Many universities’ finances are in a dire state. Announced at the end of the financial year, coinciding with the exam period, millions of pounds worth of cuts are being pushed through universities including, in a number of cases, the closure of entire courses and departments. London Metropolitan University is among the worst hit – 550 job cuts to fill an estimated £50 million hole in the budget. This has provoked a fight-back on the part of students. Demonstrations have taken place in Liverpool, London and Brighton, with sit-ins at a London arts college and London Met.

These come on the back of a number of sit-ins and protests at the start of the year in protest at the Israeli state’s bloody campaign in Gaza. These protests often achieved a number of their demands, mainly centred around academic and humanitarian aid to Palestinians. Although university management made what amounted to mainly limited concessions, these protests represented a step into activity for a layer that had been largely passive in the past. These concessions have given this layer confidence and, together with workers’ struggle, will inspire further student protest.
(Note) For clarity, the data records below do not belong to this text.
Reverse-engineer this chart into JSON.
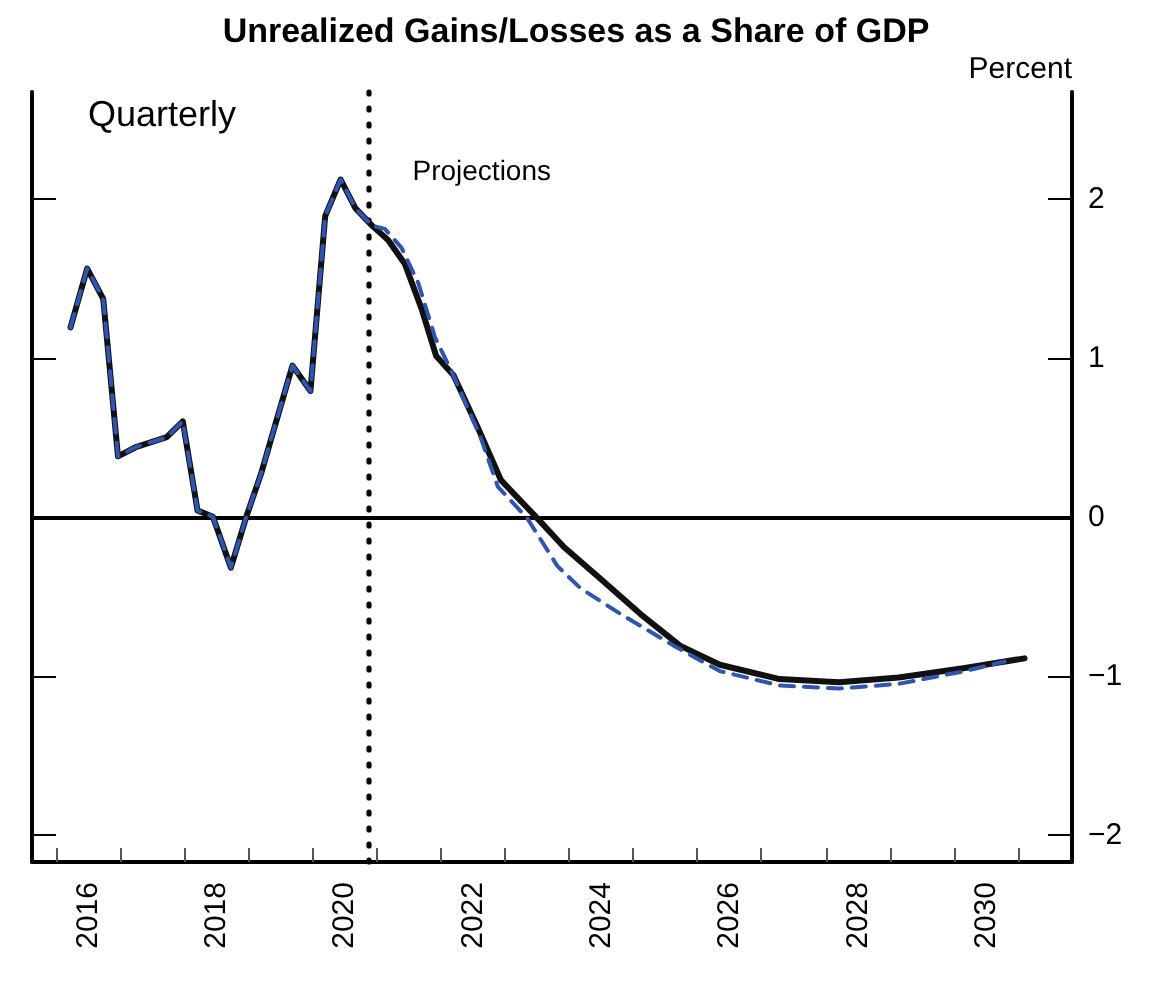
{
  "chart_data": {
    "type": "line",
    "title": "Unrealized Gains/Losses as a Share of GDP",
    "ylabel": "Percent",
    "annotations": [
      "Quarterly"
    ],
    "xlim": [
      2015.63,
      2031.84
    ],
    "xticks": [
      {
        "value": 2016,
        "label": null
      },
      {
        "value": 2016.5,
        "label": "2016"
      },
      {
        "value": 2017,
        "label": null
      },
      {
        "value": 2018,
        "label": null
      },
      {
        "value": 2018.5,
        "label": "2018"
      },
      {
        "value": 2019,
        "label": null
      },
      {
        "value": 2020,
        "label": null
      },
      {
        "value": 2020.5,
        "label": "2020"
      },
      {
        "value": 2021,
        "label": null
      },
      {
        "value": 2022,
        "label": null
      },
      {
        "value": 2022.5,
        "label": "2022"
      },
      {
        "value": 2023,
        "label": null
      },
      {
        "value": 2024,
        "label": null
      },
      {
        "value": 2024.5,
        "label": "2024"
      },
      {
        "value": 2025,
        "label": null
      },
      {
        "value": 2026,
        "label": null
      },
      {
        "value": 2026.5,
        "label": "2026"
      },
      {
        "value": 2027,
        "label": null
      },
      {
        "value": 2028,
        "label": null
      },
      {
        "value": 2028.5,
        "label": "2028"
      },
      {
        "value": 2029,
        "label": null
      },
      {
        "value": 2030,
        "label": null
      },
      {
        "value": 2030.5,
        "label": "2030"
      },
      {
        "value": 2031,
        "label": null
      }
    ],
    "ylim": [
      -2.17,
      2.67
    ],
    "yticks": [
      -2,
      -1,
      0,
      1,
      2
    ],
    "grid": false,
    "marker": "none",
    "ref_lines": [
      {
        "axis": "x",
        "value": 2020.875,
        "label": "Projections",
        "line_style": "dotted",
        "color": "#000000"
      },
      {
        "axis": "y",
        "value": 0,
        "line_style": "solid",
        "color": "#000000"
      }
    ],
    "series": [
      {
        "color": "#2f55b0",
        "line_style": "dashed",
        "x": [
          2016.23,
          2016.49,
          2016.74,
          2016.97,
          2017.26,
          2017.73,
          2017.98,
          2018.21,
          2018.45,
          2018.73,
          2018.97,
          2019.2,
          2019.43,
          2019.69,
          2019.97,
          2020.2,
          2020.44,
          2020.67,
          2020.93,
          2021.13,
          2021.39,
          2021.65,
          2021.91,
          2022.22,
          2022.63,
          2022.89,
          2023.35,
          2023.82,
          2024.18,
          2024.8,
          2025.63,
          2026.35,
          2027.28,
          2028.21,
          2029.14,
          2030.17,
          2030.79
        ],
        "values": [
          1.19,
          1.56,
          1.37,
          0.38,
          0.44,
          0.5,
          0.6,
          0.04,
          0.0,
          -0.32,
          0.0,
          0.27,
          0.59,
          0.95,
          0.79,
          1.89,
          2.12,
          1.94,
          1.83,
          1.81,
          1.69,
          1.47,
          1.13,
          0.87,
          0.49,
          0.19,
          -0.01,
          -0.31,
          -0.45,
          -0.61,
          -0.81,
          -0.97,
          -1.06,
          -1.08,
          -1.05,
          -0.97,
          -0.91
        ]
      },
      {
        "color": "#111111",
        "line_style": "solid",
        "x": [
          2016.23,
          2016.49,
          2016.74,
          2016.97,
          2017.26,
          2017.73,
          2017.98,
          2018.21,
          2018.45,
          2018.73,
          2018.97,
          2019.2,
          2019.43,
          2019.69,
          2019.97,
          2020.2,
          2020.44,
          2020.67,
          2020.93,
          2021.18,
          2021.44,
          2021.7,
          2021.93,
          2022.2,
          2022.58,
          2022.94,
          2023.46,
          2023.92,
          2024.49,
          2025.11,
          2025.73,
          2026.35,
          2027.28,
          2028.21,
          2029.14,
          2030.17,
          2031.1
        ],
        "values": [
          1.19,
          1.56,
          1.37,
          0.38,
          0.44,
          0.5,
          0.6,
          0.04,
          0.0,
          -0.32,
          0.0,
          0.27,
          0.59,
          0.95,
          0.79,
          1.89,
          2.12,
          1.94,
          1.83,
          1.74,
          1.59,
          1.31,
          1.01,
          0.89,
          0.56,
          0.23,
          0.01,
          -0.19,
          -0.39,
          -0.61,
          -0.81,
          -0.93,
          -1.02,
          -1.04,
          -1.01,
          -0.95,
          -0.89
        ]
      }
    ]
  }
}
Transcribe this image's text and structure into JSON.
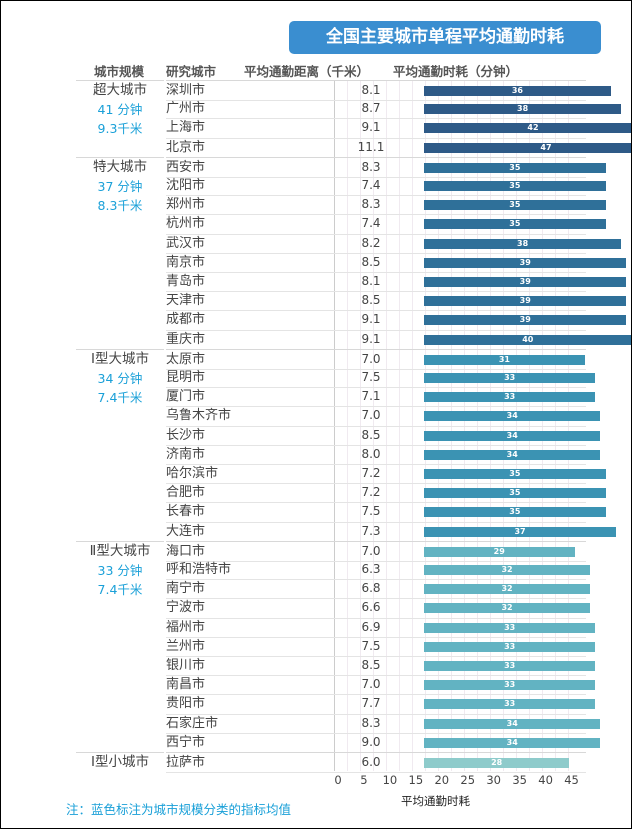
{
  "chart_data": {
    "type": "bar",
    "title": "全国主要城市单程平均通勤时耗",
    "columns": [
      "城市规模",
      "研究城市",
      "平均通勤距离（千米）",
      "平均通勤时耗（分钟）"
    ],
    "xlabel": "平均通勤时耗",
    "xlim": [
      0,
      47
    ],
    "xticks": [
      "0",
      "5",
      "10",
      "15",
      "20",
      "25",
      "30",
      "35",
      "40",
      "45"
    ],
    "groups": [
      {
        "name": "超大城市",
        "avg_time": "41 分钟",
        "avg_dist": "9.3千米",
        "color": "#2e5a87",
        "cities": [
          [
            "深圳市",
            "8.1",
            36
          ],
          [
            "广州市",
            "8.7",
            38
          ],
          [
            "上海市",
            "9.1",
            42
          ],
          [
            "北京市",
            "11.1",
            47
          ]
        ]
      },
      {
        "name": "特大城市",
        "avg_time": "37 分钟",
        "avg_dist": "8.3千米",
        "color": "#2f7099",
        "cities": [
          [
            "西安市",
            "8.3",
            35
          ],
          [
            "沈阳市",
            "7.4",
            35
          ],
          [
            "郑州市",
            "8.3",
            35
          ],
          [
            "杭州市",
            "7.4",
            35
          ],
          [
            "武汉市",
            "8.2",
            38
          ],
          [
            "南京市",
            "8.5",
            39
          ],
          [
            "青岛市",
            "8.1",
            39
          ],
          [
            "天津市",
            "8.5",
            39
          ],
          [
            "成都市",
            "9.1",
            39
          ],
          [
            "重庆市",
            "9.1",
            40
          ]
        ]
      },
      {
        "name": "Ⅰ型大城市",
        "avg_time": "34 分钟",
        "avg_dist": "7.4千米",
        "color": "#3b93b3",
        "cities": [
          [
            "太原市",
            "7.0",
            31
          ],
          [
            "昆明市",
            "7.5",
            33
          ],
          [
            "厦门市",
            "7.1",
            33
          ],
          [
            "乌鲁木齐市",
            "7.0",
            34
          ],
          [
            "长沙市",
            "8.5",
            34
          ],
          [
            "济南市",
            "8.0",
            34
          ],
          [
            "哈尔滨市",
            "7.2",
            35
          ],
          [
            "合肥市",
            "7.2",
            35
          ],
          [
            "长春市",
            "7.5",
            35
          ],
          [
            "大连市",
            "7.3",
            37
          ]
        ]
      },
      {
        "name": "Ⅱ型大城市",
        "avg_time": "33 分钟",
        "avg_dist": "7.4千米",
        "color": "#62b3c2",
        "cities": [
          [
            "海口市",
            "7.0",
            29
          ],
          [
            "呼和浩特市",
            "6.3",
            32
          ],
          [
            "南宁市",
            "6.8",
            32
          ],
          [
            "宁波市",
            "6.6",
            32
          ],
          [
            "福州市",
            "6.9",
            33
          ],
          [
            "兰州市",
            "7.5",
            33
          ],
          [
            "银川市",
            "8.5",
            33
          ],
          [
            "南昌市",
            "7.0",
            33
          ],
          [
            "贵阳市",
            "7.7",
            33
          ],
          [
            "石家庄市",
            "8.3",
            34
          ],
          [
            "西宁市",
            "9.0",
            34
          ]
        ]
      },
      {
        "name": "Ⅰ型小城市",
        "color": "#8ecbcb",
        "cities": [
          [
            "拉萨市",
            "6.0",
            28
          ]
        ]
      }
    ],
    "note": "注：蓝色标注为城市规模分类的指标均值"
  }
}
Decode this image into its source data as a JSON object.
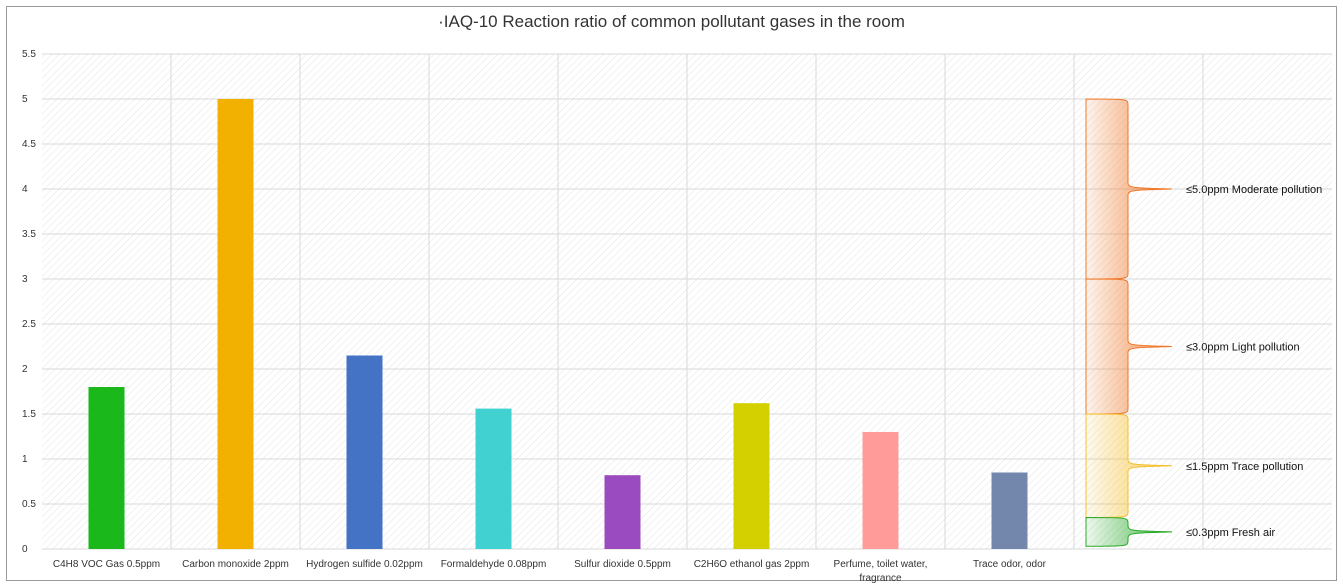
{
  "chart_data": {
    "type": "bar",
    "title": "·IAQ-10 Reaction ratio of common pollutant gases in the room",
    "ylim": [
      0,
      5.5
    ],
    "yticks": [
      "0",
      "0.5",
      "1",
      "1.5",
      "2",
      "2.5",
      "3",
      "3.5",
      "4",
      "4.5",
      "5",
      "5.5"
    ],
    "grid": true,
    "categories": [
      "C4H8 VOC Gas 0.5ppm",
      "Carbon monoxide 2ppm",
      "Hydrogen sulfide 0.02ppm",
      "Formaldehyde 0.08ppm",
      "Sulfur dioxide 0.5ppm",
      "C2H6O ethanol gas 2ppm",
      "Perfume, toilet water, fragrance",
      "Trace odor, odor"
    ],
    "category_lines": [
      [
        "C4H8 VOC Gas 0.5ppm"
      ],
      [
        "Carbon monoxide 2ppm"
      ],
      [
        "Hydrogen sulfide 0.02ppm"
      ],
      [
        "Formaldehyde 0.08ppm"
      ],
      [
        "Sulfur dioxide 0.5ppm"
      ],
      [
        "C2H6O ethanol gas 2ppm"
      ],
      [
        "Perfume, toilet water,",
        "fragrance"
      ],
      [
        "Trace odor, odor"
      ]
    ],
    "values": [
      1.8,
      5.0,
      2.15,
      1.56,
      0.82,
      1.62,
      1.3,
      0.85
    ],
    "colors": [
      "#1ab81a",
      "#f2b000",
      "#4472c4",
      "#42d1d1",
      "#9a4bbf",
      "#d4d000",
      "#ff9c99",
      "#7387ad"
    ],
    "brackets": [
      {
        "label": "≤5.0ppm Moderate pollution",
        "from": 3.0,
        "to": 5.0,
        "color": "#f07828"
      },
      {
        "label": "≤3.0ppm Light pollution",
        "from": 1.5,
        "to": 3.0,
        "color": "#f07828"
      },
      {
        "label": "≤1.5ppm Trace pollution",
        "from": 0.35,
        "to": 1.5,
        "color": "#f5c030"
      },
      {
        "label": "≤0.3ppm Fresh air",
        "from": 0.03,
        "to": 0.35,
        "color": "#2aaa2a"
      }
    ]
  }
}
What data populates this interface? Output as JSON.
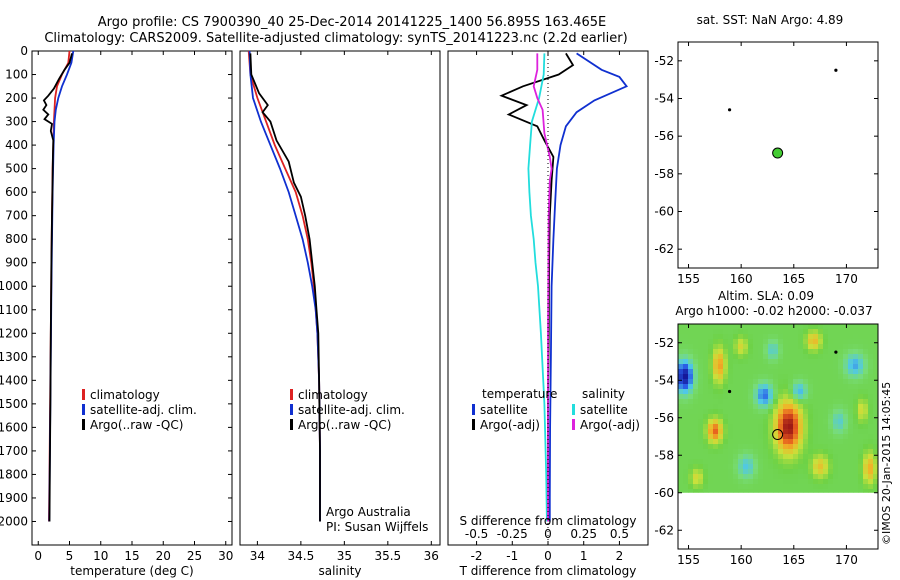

It is noticeable that the National Union of Students (NUS) played no role in the sit-ins over Gaza or in fighting cuts on the ground. NUS president, Wes Streeting, scandalously condemned the UCU lecturers’ union ballot for strike action. Streeting said that a strike was needed ‘like a hole in the head’. In Wales, NUS lobbied for changes in the funding system which, despite promises of increased bursaries, will result in students paying more. Labour Students, the moving force behind NUS, condemned occupations over Gaza and all occupations as a tactic for struggle. With recent changes in the nature of NUS to limit internal democracy, in the short term at least, it will act as more of a barrier to struggle than an organisation to encourage it.

This is especially important with a review of university fees on the horizon. While New Labour has most likely postponed this review until after a general election, the university management organisation, Universities UK, and the capitalist press, led by the Financial Times, are baying for an increase in fees to £5,000 or more per year. This would effectively bar young people from working-class backgrounds from attending university and must be fought at all costs.

There is a pick-up in the level of protest and political activity among young people. At Sussex Downs College, students organised a walkout against staff sackings and cuts. In fighting trade unions, such as the PCS, there is an increase in young people getting involved, and in the young members’ structures. This summer, with 600,000 youth starting to look for jobs, alongside students looking for summer work, could see a transformation in the situation. Youth Fight for Jobs has called a fortnight of action (27 June to 10 July) to help express this anger. This campaign, with the involvement of Socialist Party members, will have a key role to play in the struggles that will break out.